Editors' pick: 8 great global stories from 2022 you might have missed
Dear readers, we are grateful that so many of you — millions of you — read our stories each year.
And of course we love it when a story gets a huge number of page views.
But page views aren't the only measure of a story's online success. There's also "time on page." Do readers click on a post for a nanosecond, then hop over to Amazon to buy some matcha tea? Or do they read all the way through?
So yes, it is deeply satisfying to know that readers found a story and stayed with it. But we can't help but wish there had been more dedicated readers.
So the editors of our blog are shining a spotlight on "high engagement" stories from 2022 that we think deserve more page views. Some of the posts are sobering. Some are inspiring. And some are just plain fun.
You'll read about a young man in Kenya who improbably decided to try his hand at ice sculpting — hoping to send a message about climate change. A nurse in Liberia who was frustrated that hospitals demanded pregnant women bring a costly bag of supplies for admission — and came up with a solution. And a deeply moving chance encounter that our visuals editor Pierre Kattar had on the streets of Rome with an Afghan schoolteacher.

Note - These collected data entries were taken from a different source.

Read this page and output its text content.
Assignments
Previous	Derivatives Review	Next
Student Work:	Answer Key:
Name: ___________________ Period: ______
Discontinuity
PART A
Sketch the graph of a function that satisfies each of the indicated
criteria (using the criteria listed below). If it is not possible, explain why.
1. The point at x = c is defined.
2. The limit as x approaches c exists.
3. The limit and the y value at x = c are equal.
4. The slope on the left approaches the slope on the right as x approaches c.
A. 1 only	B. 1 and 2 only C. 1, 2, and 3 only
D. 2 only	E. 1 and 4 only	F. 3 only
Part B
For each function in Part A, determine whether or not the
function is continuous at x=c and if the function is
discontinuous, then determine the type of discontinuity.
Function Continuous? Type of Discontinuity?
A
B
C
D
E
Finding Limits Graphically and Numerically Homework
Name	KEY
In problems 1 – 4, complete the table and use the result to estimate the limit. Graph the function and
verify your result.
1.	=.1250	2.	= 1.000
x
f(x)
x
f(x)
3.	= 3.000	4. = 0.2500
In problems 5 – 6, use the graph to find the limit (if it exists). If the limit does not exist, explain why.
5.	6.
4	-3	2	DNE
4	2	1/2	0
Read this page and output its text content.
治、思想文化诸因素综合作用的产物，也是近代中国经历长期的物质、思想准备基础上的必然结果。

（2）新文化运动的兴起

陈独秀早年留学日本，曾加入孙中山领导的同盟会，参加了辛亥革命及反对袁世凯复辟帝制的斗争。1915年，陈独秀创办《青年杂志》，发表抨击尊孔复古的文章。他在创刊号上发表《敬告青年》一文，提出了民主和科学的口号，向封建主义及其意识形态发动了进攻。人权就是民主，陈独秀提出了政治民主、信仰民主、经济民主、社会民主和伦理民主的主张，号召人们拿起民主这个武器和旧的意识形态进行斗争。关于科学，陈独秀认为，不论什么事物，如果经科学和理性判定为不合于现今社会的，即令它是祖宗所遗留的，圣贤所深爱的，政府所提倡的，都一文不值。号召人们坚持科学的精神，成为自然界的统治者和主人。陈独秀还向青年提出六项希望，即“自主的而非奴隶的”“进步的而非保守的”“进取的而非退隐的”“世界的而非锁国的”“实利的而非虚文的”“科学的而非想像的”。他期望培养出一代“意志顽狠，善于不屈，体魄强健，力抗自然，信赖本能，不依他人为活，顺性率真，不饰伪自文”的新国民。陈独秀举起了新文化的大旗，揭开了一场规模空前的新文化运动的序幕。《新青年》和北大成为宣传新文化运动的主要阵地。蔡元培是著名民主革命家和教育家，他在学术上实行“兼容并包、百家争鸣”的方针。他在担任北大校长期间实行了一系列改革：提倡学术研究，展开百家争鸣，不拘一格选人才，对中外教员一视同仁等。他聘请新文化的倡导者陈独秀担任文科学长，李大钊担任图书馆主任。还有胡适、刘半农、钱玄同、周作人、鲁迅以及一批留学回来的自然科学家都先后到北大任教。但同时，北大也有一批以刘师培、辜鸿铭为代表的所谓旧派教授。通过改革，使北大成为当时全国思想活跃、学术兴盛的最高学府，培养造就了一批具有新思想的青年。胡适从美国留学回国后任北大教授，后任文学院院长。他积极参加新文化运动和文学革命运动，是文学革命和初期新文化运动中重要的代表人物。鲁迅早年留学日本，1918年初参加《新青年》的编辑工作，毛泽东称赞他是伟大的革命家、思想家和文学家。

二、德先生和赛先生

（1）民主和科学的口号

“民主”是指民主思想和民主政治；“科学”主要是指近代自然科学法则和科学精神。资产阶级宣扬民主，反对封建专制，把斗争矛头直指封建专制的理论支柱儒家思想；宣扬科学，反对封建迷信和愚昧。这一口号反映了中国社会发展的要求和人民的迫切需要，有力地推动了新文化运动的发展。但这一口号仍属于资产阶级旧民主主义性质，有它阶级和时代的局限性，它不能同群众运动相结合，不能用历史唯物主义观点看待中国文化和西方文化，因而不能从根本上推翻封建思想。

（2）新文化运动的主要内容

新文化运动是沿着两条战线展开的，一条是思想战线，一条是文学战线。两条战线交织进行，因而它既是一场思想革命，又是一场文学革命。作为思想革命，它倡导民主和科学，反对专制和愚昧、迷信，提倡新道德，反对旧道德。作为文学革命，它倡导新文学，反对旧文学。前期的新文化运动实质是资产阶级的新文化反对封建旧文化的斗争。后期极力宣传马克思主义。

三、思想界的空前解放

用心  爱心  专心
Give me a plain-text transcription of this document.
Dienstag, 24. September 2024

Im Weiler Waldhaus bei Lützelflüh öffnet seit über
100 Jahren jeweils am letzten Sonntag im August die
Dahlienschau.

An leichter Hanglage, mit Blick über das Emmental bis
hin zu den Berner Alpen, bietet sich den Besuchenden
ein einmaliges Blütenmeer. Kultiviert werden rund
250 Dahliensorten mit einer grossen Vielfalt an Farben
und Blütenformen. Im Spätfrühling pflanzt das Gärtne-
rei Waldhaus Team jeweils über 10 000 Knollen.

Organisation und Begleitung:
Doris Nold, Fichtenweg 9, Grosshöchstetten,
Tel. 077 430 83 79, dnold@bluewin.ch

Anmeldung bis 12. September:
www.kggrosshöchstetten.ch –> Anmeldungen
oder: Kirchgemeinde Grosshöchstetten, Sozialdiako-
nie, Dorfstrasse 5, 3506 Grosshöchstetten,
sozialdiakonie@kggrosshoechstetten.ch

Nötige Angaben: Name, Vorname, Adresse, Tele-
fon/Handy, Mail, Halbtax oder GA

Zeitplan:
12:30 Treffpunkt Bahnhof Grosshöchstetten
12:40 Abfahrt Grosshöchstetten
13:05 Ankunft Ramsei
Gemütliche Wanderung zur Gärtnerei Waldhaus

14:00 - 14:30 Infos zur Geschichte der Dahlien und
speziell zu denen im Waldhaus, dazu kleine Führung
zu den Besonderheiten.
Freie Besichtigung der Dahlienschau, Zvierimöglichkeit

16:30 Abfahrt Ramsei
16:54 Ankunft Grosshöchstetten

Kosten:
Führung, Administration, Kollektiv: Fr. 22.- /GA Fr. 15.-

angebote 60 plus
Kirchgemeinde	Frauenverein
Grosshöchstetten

Here are 8 of our favorite hidden gems from 2022 that we hope you'll click on as the year comes to a close.
Climate change gave a Kenyan youth a 'crazy' idea: Become a world-class ice sculptor
Ice sculpting and tropical heat don't usually go together, until Kenyan journalist Michael Kaloki decided to do something "crazy": form a team to represent Africa at the Quebec Winter Carnival. Published on November 26, 2022
'Comfort Closet' helps Liberians overcome an obstacle to delivering in a hospital
Public hospitals in Liberia may require a bag of supplies to gain admission for delivery: bleach, baby clothes, diapers. The $100 price tag is too much for the poor. One nurse has a solution. Published on October 15, 2022.
'I was their teacher': A chance encounter as Afghans protest after a suicide bombing
Pierre Kattar edited the pictures for an NPR story about two of the teenagers killed in the Sept. 30 attack. On Oct. 10, he went to a demonstration in Rome and made an unexpected connection. Published on November 1, 2022.
Food insecurity is driving women in Africa into sex work, increasing HIV risk
A study found that giving direct food support to women and girls in sub-Saharan Africa cut their risk of contracting HIV by 64%, because it alleviated the pressure to engage in high-risk sex. Published on November 11, 2022.
'Scream for Me, Africa!': How the continent is reinventing heavy metal music
Africa's metalheads have a bold vision. We talk to Edward Banchs, author of a new book about Africa's metal scene, and to a heavy metal singer in Botswana known as "Vulture." Published on August 7, 2022.
A $2.5 million prize gives this humanitarian group more power to halt human suffering
Jan Egeland of the Norwegian Refugee Council, which has been awarded the Hilton Humanitarian Prize for helping millions in crisis, talks about unprecedented challenges and dreams of a better future. Published on October 20, 2022.
This MacArthur 'genius' grantee says she isn't a drug price rebel but she kind of is
Health justice lawyer Priti Krishtel doesn't believe your ability to heal should depend on your ability to pay. Her mission is to reform the patent system that drug companies use to block competition. Published on October 13, 2022.
And because we can never resist a good goat tale:
High up in the mountains, goats and sheep faced off over salt. Guess who won
It was the unstoppable force versus the immovable object as goats and sheep locked horns over salt licks newly exposed in a warming climate in Montana. A new study reports on this cage match. Published on October 17, 2022.